Asciminib shows promise in enhancing major molecular response rates and reducing severe adverse events in newly diagnosed chronic myeloid leukemia, potentially influencing future CML treatment protocols.
Asciminib, a novel BCR::ABL1 inhibitor, was evaluated in a phase 3 trial for its efficacy and safety in patients with newly diagnosed chronic myeloid leukemia (CML) compared to traditional tyrosine kinase inhibitors (TKIs) such as imatinib and second-generation TKIs.
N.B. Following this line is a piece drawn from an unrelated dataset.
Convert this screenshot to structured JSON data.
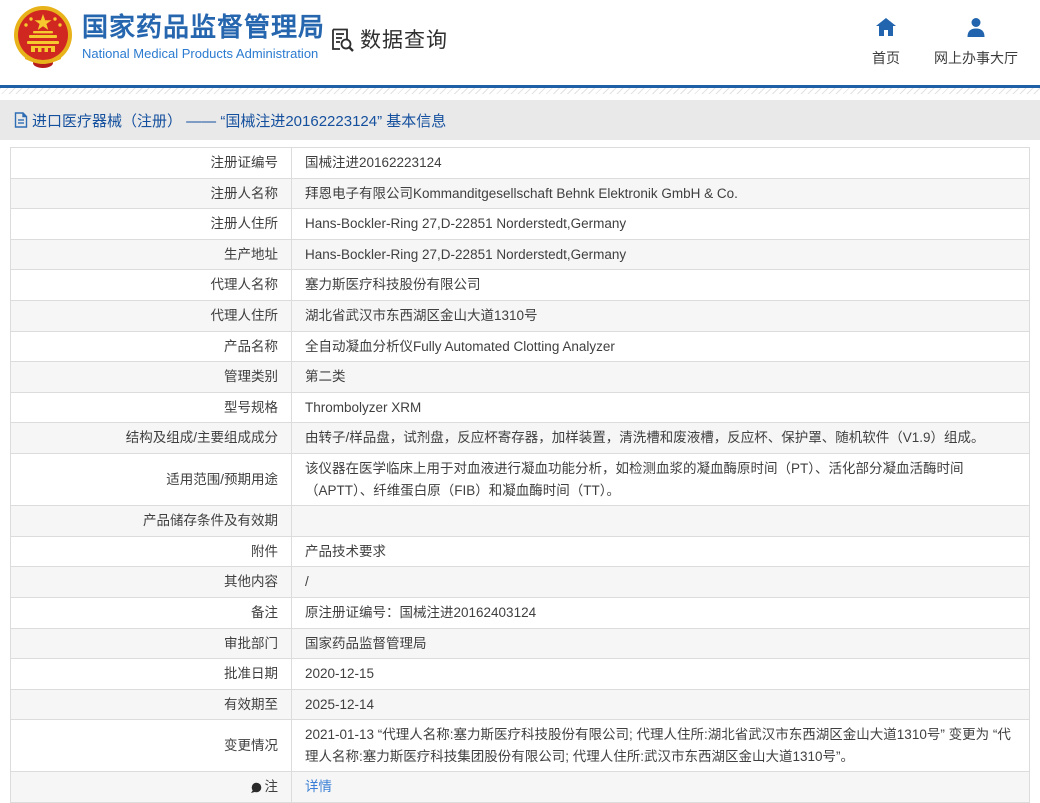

This study highlights asciminib’s potential benefits in achieving major molecular response and managing adverse events, which are crucial for long-term therapy in CML patients.
Study Design:
- Participants: 405 patients with newly diagnosed CML
- Randomization: 1:1 ratio to receive either asciminib (80 mg once daily) or an investigator-selected TKI
- Stratification: Based on European Treatment and Outcome Study long-term survival score category (low, intermediate, or high risk) and TKI selected before randomization
- Primary End Points: Major molecular response (BCR::ABL1 transcript levels ≤0.1% IS) at week 48
Key Findings:
- Major molecular response at week 48:
- Asciminib group: 67.7%
- Investigator-selected TKI group: 49.0% (Difference: 18.9 percentage points; 95% CI: 9.6 to 28.2; P<0.001)
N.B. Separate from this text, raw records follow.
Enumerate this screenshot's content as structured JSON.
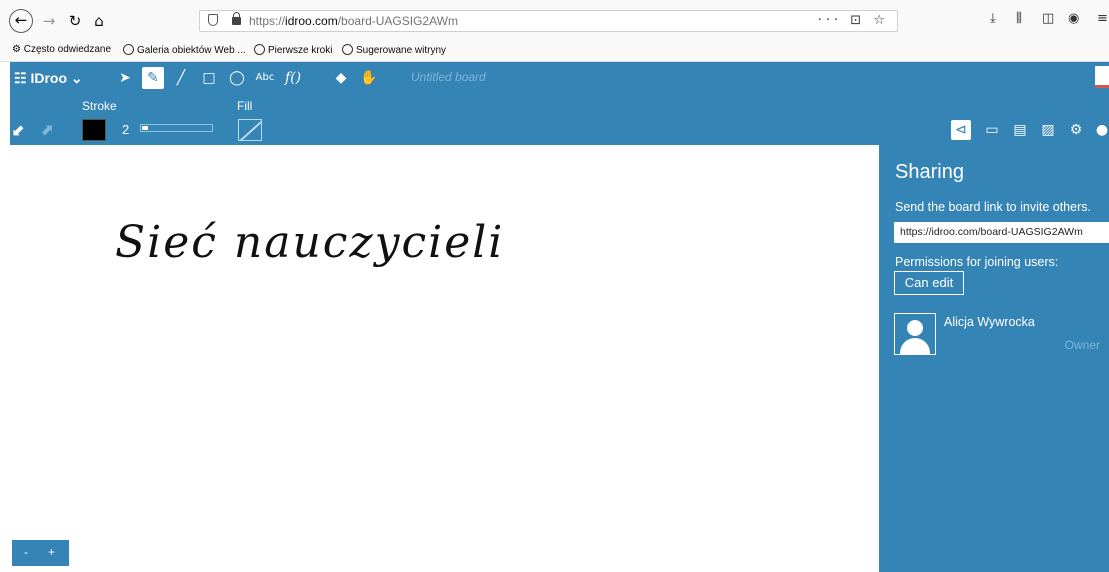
{
  "browser": {
    "url_prefix": "https://",
    "url_domain": "idroo.com",
    "url_path": "/board-UAGSIG2AWm",
    "url_actions": "··· ⊡ ☆",
    "bookmarks": [
      {
        "label": "Często odwiedzane",
        "icon": "gear-icon"
      },
      {
        "label": "Galeria obiektów Web ...",
        "icon": "globe-icon"
      },
      {
        "label": "Pierwsze kroki",
        "icon": "globe-icon"
      },
      {
        "label": "Sugerowane witryny",
        "icon": "globe-icon"
      }
    ]
  },
  "app": {
    "brand": "IDroo ⌄",
    "board_title": "Untitled board",
    "stroke_label": "Stroke",
    "stroke_width": "2",
    "stroke_color": "#000000",
    "fill_label": "Fill",
    "accent_color": "#3584b6",
    "tools": [
      "select",
      "pen",
      "line",
      "rectangle",
      "ellipse",
      "text",
      "formula",
      "eraser",
      "pan"
    ],
    "text_tool": "Abc",
    "formula_tool": "f()"
  },
  "canvas": {
    "handwritten_text": "Sieć nauczycieli",
    "zoom_out": "-",
    "zoom_in": "+"
  },
  "sharing": {
    "title": "Sharing",
    "description": "Send the board link to invite others.",
    "link": "https://idroo.com/board-UAGSIG2AWm",
    "permissions_label": "Permissions for joining users:",
    "permission_value": "Can edit",
    "user_name": "Alicja Wywrocka",
    "user_role": "Owner"
  }
}
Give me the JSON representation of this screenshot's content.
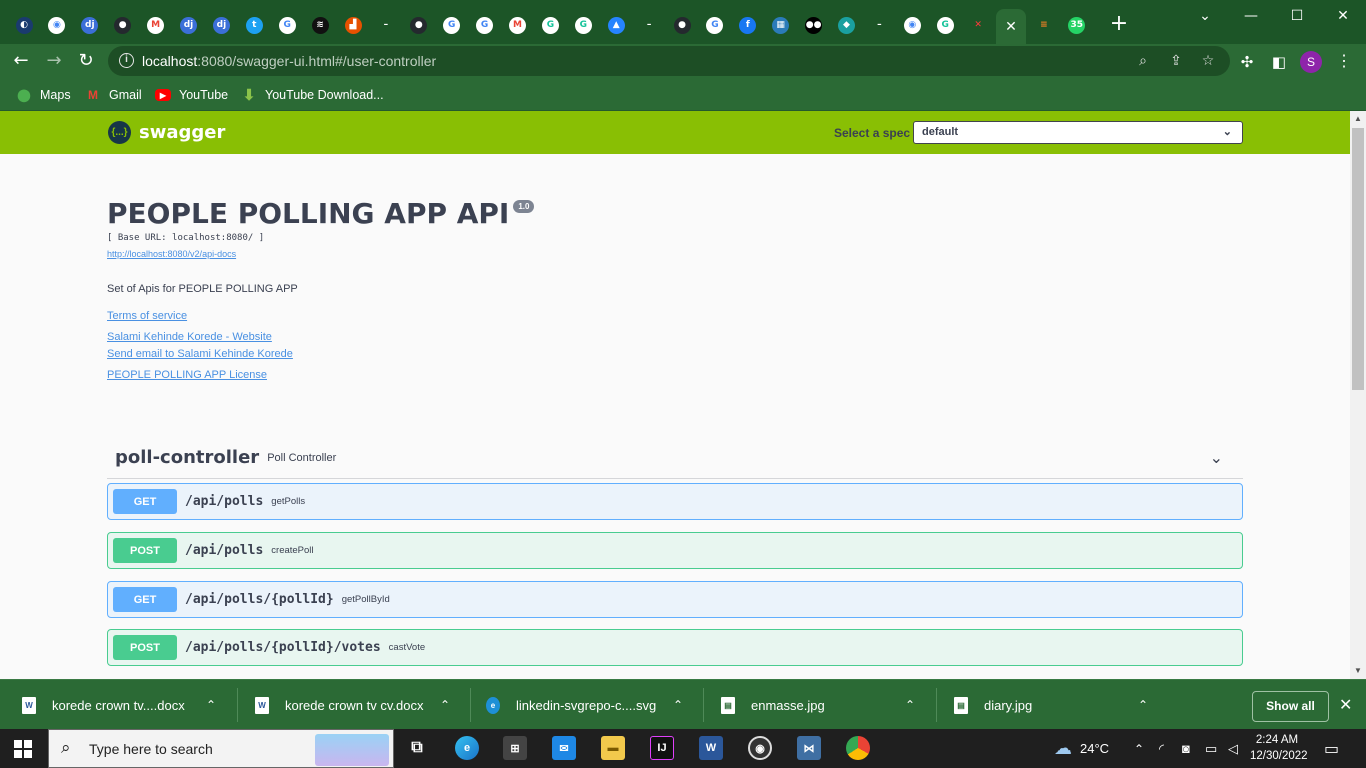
{
  "browser": {
    "url_host": "localhost",
    "url_rest": ":8080/swagger-ui.html#/user-controller",
    "active_tab_icon": "close-icon",
    "profile_initial": "S",
    "bookmarks": [
      {
        "label": "Maps",
        "icon": "maps-icon",
        "color": "#4caf50"
      },
      {
        "label": "Gmail",
        "icon": "gmail-icon",
        "color": "#ea4335"
      },
      {
        "label": "YouTube",
        "icon": "youtube-icon",
        "color": "#ff0000"
      },
      {
        "label": "YouTube Download...",
        "icon": "download-arrow-icon",
        "color": "#8bc34a"
      }
    ],
    "tab_favicons": [
      "app",
      "chrome",
      "dj",
      "github",
      "gmail",
      "dj",
      "dj",
      "twitter",
      "google",
      "spotify",
      "chart",
      "dash",
      "github",
      "google",
      "google",
      "gmail",
      "grammarly",
      "grammarly",
      "atlassian",
      "dash",
      "github",
      "google",
      "facebook",
      "repo",
      "medium",
      "diamond",
      "dash",
      "chrome",
      "grammarly",
      "x",
      "close",
      "stackoverflow",
      "whatsapp"
    ],
    "whatsapp_badge": "35"
  },
  "swagger": {
    "brand": "swagger",
    "logo_glyph": "{...}",
    "select_spec_label": "Select a spec",
    "select_spec_value": "default",
    "title": "PEOPLE POLLING APP API",
    "version": "1.0",
    "base_url": "[ Base URL: localhost:8080/ ]",
    "api_docs_link": "http://localhost:8080/v2/api-docs",
    "description": "Set of Apis for PEOPLE POLLING APP",
    "terms_link": "Terms of service",
    "website_link": "Salami Kehinde Korede - Website",
    "email_link": "Send email to Salami Kehinde Korede",
    "license_link": "PEOPLE POLLING APP License",
    "tag": {
      "name": "poll-controller",
      "description": "Poll Controller"
    },
    "operations": [
      {
        "method": "GET",
        "path": "/api/polls",
        "operation_id": "getPolls"
      },
      {
        "method": "POST",
        "path": "/api/polls",
        "operation_id": "createPoll"
      },
      {
        "method": "GET",
        "path": "/api/polls/{pollId}",
        "operation_id": "getPollById"
      },
      {
        "method": "POST",
        "path": "/api/polls/{pollId}/votes",
        "operation_id": "castVote"
      }
    ]
  },
  "downloads": {
    "items": [
      {
        "name": "korede crown tv....docx",
        "type": "word-doc-icon"
      },
      {
        "name": "korede crown tv cv.docx",
        "type": "word-doc-icon"
      },
      {
        "name": "linkedin-svgrepo-c....svg",
        "type": "edge-icon"
      },
      {
        "name": "enmasse.jpg",
        "type": "image-file-icon"
      },
      {
        "name": "diary.jpg",
        "type": "image-file-icon"
      }
    ],
    "show_all": "Show all"
  },
  "taskbar": {
    "search_placeholder": "Type here to search",
    "temperature": "24°C",
    "time": "2:24 AM",
    "date": "12/30/2022"
  }
}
- Major molecular response within the imatinib stratum:
- Asciminib group: 69.3%
- Imatinib group: 40.2% (Difference: 29.6 percentage points; 95% CI: 16.9 to 42.2; P<0.001)
- Major molecular response in the second-generation TKI stratum:
- Asciminib group: 66.0%
- TKI group: 57.8% (Difference: 8.2 percentage points; 95% CI: −5.1 to 21.5)
- Adverse events of grade 3 or higher and discontinuation rates:
- Asciminib: 38.0% (grade 3 or higher), 4.5% (discontinuation)
- Imatinib: 44.4% (grade 3 or higher), 11.1% (discontinuation)
- Second-generation TKIs: 54.9% (grade 3 or higher), 9.8% (discontinuation)
HCN Medical Memo
Asciminib represents a significant advancement in the management of newly diagnosed CML, providing higher rates of major molecular response and fewer severe adverse events compared to traditional TKIs. This study may justify the potential for asciminib to become a preferred option in the frontline treatment of CML.